Single Parents' Support Community


A Single Dad Speaks

Anonymous

" I too am a product of a broken home. I, therefore, know first-hand the effect divorce has on children, and it hurt me that my own children would also experience that pain."

Let me begin by saying that the most important ingredient needed to be a successful single-father is "love." The love that I have for my children is the most intense feeling I’ve ever experienced and it grows daily. I have two kids, and I can see no further than my children. They are the one true force that drives me to better myself in life.

Becoming a single parent was a big adjustment, not only for myself, but for the kids as well. My ex-wife and I separated six years ago when my children were only eleven and eight years old, and my initial feeling was that of betrayal of my kids. What made it more difficult was the fact that I too am a product of a broken home. I, therefore, knew first-hand the effect divorce has on children, and it hurt me that my own children would also experience that pain.
A father should be a "rock." A strong and supportive figure in his children’s lives.

I also felt as if I had deserted my kids. My kids and I were, and still are, very close. My gut feeling was that I did the right thing in leaving, but I still felt very guilty. I promised my kids that I would never turn my back on them, and I never have.
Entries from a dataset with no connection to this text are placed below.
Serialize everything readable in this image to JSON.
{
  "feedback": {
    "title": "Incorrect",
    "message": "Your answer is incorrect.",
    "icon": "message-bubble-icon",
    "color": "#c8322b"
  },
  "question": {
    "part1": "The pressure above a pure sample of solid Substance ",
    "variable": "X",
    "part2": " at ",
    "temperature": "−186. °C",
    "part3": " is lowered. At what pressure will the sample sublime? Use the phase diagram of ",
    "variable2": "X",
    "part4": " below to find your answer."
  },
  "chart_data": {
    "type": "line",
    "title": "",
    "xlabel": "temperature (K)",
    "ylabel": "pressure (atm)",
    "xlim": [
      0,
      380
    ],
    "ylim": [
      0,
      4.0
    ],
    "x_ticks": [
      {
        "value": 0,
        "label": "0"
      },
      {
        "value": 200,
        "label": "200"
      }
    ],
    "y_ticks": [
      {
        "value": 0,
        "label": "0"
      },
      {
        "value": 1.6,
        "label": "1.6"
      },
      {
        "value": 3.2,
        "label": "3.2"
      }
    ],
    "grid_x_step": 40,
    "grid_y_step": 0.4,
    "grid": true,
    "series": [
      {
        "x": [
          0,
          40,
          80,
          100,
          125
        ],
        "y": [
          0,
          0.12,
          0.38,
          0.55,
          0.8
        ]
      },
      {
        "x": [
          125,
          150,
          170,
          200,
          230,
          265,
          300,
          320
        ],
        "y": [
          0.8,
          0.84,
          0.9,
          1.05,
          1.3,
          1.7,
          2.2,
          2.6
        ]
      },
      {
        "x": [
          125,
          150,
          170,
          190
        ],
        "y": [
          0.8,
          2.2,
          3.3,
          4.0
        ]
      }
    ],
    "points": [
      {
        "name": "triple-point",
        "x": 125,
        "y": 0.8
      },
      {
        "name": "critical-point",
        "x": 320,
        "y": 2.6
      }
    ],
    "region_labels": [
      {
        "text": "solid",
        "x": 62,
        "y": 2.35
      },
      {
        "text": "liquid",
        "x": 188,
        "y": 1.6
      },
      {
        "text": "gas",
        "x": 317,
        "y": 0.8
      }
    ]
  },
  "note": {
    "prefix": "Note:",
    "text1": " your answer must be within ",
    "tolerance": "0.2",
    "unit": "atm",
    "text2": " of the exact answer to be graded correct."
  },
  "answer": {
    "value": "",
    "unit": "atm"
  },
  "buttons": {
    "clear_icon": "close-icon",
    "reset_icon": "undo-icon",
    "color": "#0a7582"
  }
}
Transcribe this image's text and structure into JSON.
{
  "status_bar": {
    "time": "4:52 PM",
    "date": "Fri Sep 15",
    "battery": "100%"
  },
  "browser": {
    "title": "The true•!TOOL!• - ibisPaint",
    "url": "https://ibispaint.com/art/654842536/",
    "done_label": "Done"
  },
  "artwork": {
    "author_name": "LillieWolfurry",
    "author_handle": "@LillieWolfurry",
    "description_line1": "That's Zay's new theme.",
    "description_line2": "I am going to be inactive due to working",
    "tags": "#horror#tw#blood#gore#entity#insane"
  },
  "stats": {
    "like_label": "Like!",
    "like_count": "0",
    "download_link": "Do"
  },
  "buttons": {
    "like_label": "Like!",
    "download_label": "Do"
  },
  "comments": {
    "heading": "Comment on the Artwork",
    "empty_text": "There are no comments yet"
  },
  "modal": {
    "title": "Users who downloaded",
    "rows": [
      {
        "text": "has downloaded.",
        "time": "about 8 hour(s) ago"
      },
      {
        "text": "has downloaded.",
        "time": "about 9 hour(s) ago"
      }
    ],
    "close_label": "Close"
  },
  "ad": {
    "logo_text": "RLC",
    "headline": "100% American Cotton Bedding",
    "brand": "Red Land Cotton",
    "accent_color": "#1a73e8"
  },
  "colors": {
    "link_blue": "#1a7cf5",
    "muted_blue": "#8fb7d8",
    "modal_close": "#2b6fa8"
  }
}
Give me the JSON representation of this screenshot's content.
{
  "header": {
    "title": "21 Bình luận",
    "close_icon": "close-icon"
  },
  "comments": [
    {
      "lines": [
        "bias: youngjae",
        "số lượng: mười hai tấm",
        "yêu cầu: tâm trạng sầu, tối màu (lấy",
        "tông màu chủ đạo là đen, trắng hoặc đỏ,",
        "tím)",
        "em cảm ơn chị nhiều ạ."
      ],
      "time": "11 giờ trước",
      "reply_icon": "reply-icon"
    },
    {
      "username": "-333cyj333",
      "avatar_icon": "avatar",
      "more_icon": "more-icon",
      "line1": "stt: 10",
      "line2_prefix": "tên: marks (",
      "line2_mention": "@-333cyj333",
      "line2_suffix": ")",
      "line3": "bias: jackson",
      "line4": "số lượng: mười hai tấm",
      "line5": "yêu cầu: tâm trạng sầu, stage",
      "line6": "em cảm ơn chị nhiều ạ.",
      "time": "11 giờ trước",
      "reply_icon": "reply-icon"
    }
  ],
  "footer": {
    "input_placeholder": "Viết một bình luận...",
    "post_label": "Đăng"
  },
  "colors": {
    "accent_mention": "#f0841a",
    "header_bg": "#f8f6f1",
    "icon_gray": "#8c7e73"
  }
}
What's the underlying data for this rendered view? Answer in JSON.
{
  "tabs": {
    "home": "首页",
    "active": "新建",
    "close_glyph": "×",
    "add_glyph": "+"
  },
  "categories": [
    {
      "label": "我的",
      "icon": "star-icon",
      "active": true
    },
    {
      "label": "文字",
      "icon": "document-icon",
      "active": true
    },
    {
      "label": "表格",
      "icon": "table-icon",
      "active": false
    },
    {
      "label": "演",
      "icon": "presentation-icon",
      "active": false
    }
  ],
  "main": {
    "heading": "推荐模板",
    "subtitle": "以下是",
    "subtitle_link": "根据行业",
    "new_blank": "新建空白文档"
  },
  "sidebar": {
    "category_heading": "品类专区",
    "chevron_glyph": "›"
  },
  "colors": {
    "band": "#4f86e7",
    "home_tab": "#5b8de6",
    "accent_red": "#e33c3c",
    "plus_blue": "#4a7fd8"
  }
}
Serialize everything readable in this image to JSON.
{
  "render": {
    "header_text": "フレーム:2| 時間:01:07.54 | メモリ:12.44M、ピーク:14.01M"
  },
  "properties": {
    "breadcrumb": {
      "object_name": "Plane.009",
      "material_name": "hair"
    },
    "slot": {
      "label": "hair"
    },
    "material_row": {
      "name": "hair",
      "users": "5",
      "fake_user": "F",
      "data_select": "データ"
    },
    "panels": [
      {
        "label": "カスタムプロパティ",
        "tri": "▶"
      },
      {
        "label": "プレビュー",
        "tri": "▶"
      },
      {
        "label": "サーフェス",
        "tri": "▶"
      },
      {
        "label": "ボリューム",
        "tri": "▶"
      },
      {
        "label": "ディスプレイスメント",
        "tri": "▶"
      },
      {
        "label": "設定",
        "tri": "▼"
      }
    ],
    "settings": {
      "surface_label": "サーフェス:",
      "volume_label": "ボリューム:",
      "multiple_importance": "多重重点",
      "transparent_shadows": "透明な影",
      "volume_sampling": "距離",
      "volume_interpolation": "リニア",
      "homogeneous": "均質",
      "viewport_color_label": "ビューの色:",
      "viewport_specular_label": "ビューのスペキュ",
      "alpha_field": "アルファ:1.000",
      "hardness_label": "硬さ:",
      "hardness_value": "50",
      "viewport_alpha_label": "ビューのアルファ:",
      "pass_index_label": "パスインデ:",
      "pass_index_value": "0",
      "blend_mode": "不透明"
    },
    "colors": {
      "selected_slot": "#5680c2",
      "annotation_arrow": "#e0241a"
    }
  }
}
Although my kids have since adjusted well to the split, in the beginning, there was a lot of pulling back and forth between their mom and me. But, I always knew in my heart that the love that I shared with my kids would overcome any negative thing said about me by their mother.

I make it a point to remain actively involved in every part of my children’s lives. I get such great joy in having my children around me! As a parent, I try to be a positive role model for them. This brings to mind an incident that occurred a few years ago. While driving my son and nephew to the ballpark, the boys were in the back seat discussing role models. My son asked his cousin who his role model was, and my nephew responded with the name of a professional athlete. When asked the same question, my son responded that his dad was his role model. That little statement continues to stick with me to this day. "My dad is my role model." No sweeter words could ever be spoken by a young son of his father!
"My dad is my role model!"

No sweeter words could ever be spoken by a young son of his father!

I do not see the role of single father as a burden, or as an especially difficult job. I see it as simply being a man. I have no respect for so-called "men" who desert their children. I view it as an act of cowardice to neglect a child. How can a man live with himself who denies his children? A father should be a "rock." A strong and supportive figure in his children’s lives.

When faced with the challenge of single fatherhood, first and foremost always be open with your kids. This will earn their trust and respect. You have the responsibility to teach your children the ways of life. I live for my children. They are first and foremost in my life. And when things get a little bumpy, and they will, remember that love conquers all!